I'm a morbid soul and the current pandemic has made me want to read more books about plagues and pandemics, not less, so this was very timely and apposite for me. I ended up loving this engaging, intelligent medical murder mystery which draws on virology and bacteriology as clues to main plot. The author clearly knows her subject - I'm a hobbyist when it comes to epidemiology (yes I'm enough of a nerd that I read that stuff for fun even though my biology degree is now two decades old) - but she blends it well with a genuine mystery thriller and some very plausible plot. The characters were engaging and the pace was good. Recommend for fans of PintipDunn's Maelys and Emily Suvada's This Mortal Coil or anyone who enjoyed Mira Grant's Newsflesh series.

by Jules


I Enjoyed everything about this book there was nothing I didn't like about the book. I Would recommend this book to anyone .I would gladly reread it again. I like the story that was being told.

by Nicole


This story appealed to me because it's one of the very, very few set in my home county (not one of the home counties!) in England. I'm not talking about books that mention Derbyshire. Jane Austen seemed to have a fondness for it, and Chatsworth House, in central Derbyshire, is often used as an outdoor reference for a country manor in those period films. The only other novel I can ever recall reading was one I read years ago about vampires. This one is nothing like that, although it deals with something quite deadly, and very real: something that's popularly known as Bubonic plague, although it can surface in two other forms, or simply, The Black Death!

Contrary to popular perception, this plague did not die out in Medieval times. It's still very much alive and well. Over a thousand people get the plague every year. Just last year (2019 as this is written) two people died of Pneumonic plague in Mongolia. At least since the year 2000, there have been cases every year in the USA. Derbyshire had its very own outbreak at a place called Eyam (pronounced 'eem' which is located in the Derbyshire Dales, close to the area where this novel is set.
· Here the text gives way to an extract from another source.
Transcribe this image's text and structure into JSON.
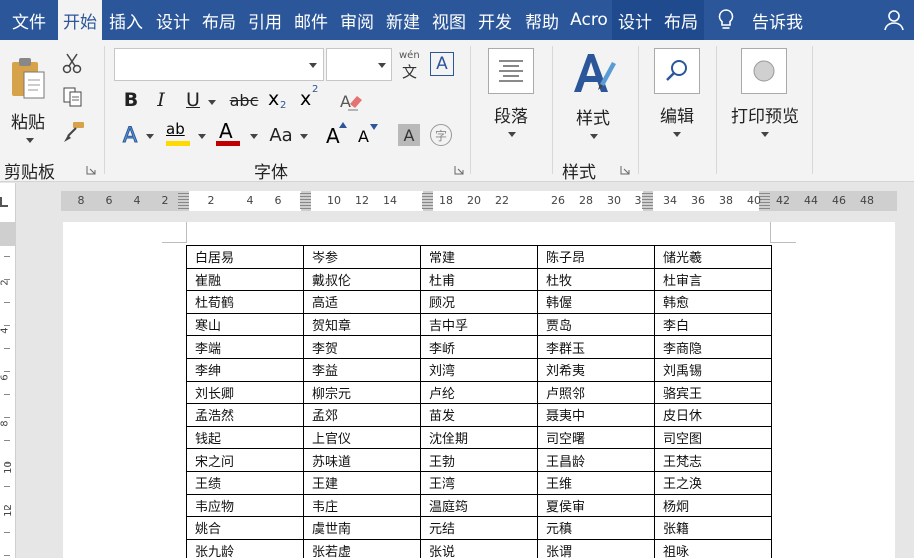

To my knowledge it's not been since in Britain since then, but in 1665, Bubonic plague was transported from London on a roll of cloth that was infested by the vector of the disease: fleas. It began to wreak havoc on Eyam. Untreated with antibiotics, plague can have a 60% mortality rate and Eyam wasn't a very large village. It still isn't with a population of around a thousand. The saddest case I think, is that of Elizabeth Hancock. She somehow managed to remain uninfected. Perhaps she had a natural immunity, but her entire family: six children and her husband, died in the space of a week. I've visited their graves.

This novel is set in the Peak District, a beautiful area in the northwest bulge of Derbyshire. Four young friends take an interest in the strange death of a girl who was at the time of their own age, but from a few years before. The death was ruled a suicide, but Adam, his sister Chloe, and their friends Adele and Jonathan start to realize that Rebecca Johnson did not kill herself. She was murdered in a cover-up. Now the four of them are at risk because of what they know!

Call me biased if you like, but I enjoyed this story. It's adventurous, original, educational, engrossing, and I commend it as a worthy read.

by Ian


Simon Fearn

I am 55 years of age and have spent my entire carrier in the construction industry, working on a whole range of schemes from schools, offices, factories to retail developments.

I've always enjoyed writing and over a period of some years I had an idea in my mind, I made notes which amounted to some 20,000 words initially. To help improve my skills I joined a local writing group in Belper, 'White Peak Writers'.

Sadly I lost my wife to Cancer, then two years later I was made redundant from a job I loved. I decided to take some time out and spend quality time with my youngest daughter who was 13 at this point. I sat down to create the story that I'd thought about with my notes for what turned out to be nearly a year, a year I loved.

Hope you enjoy the read, fiction, but the science is real.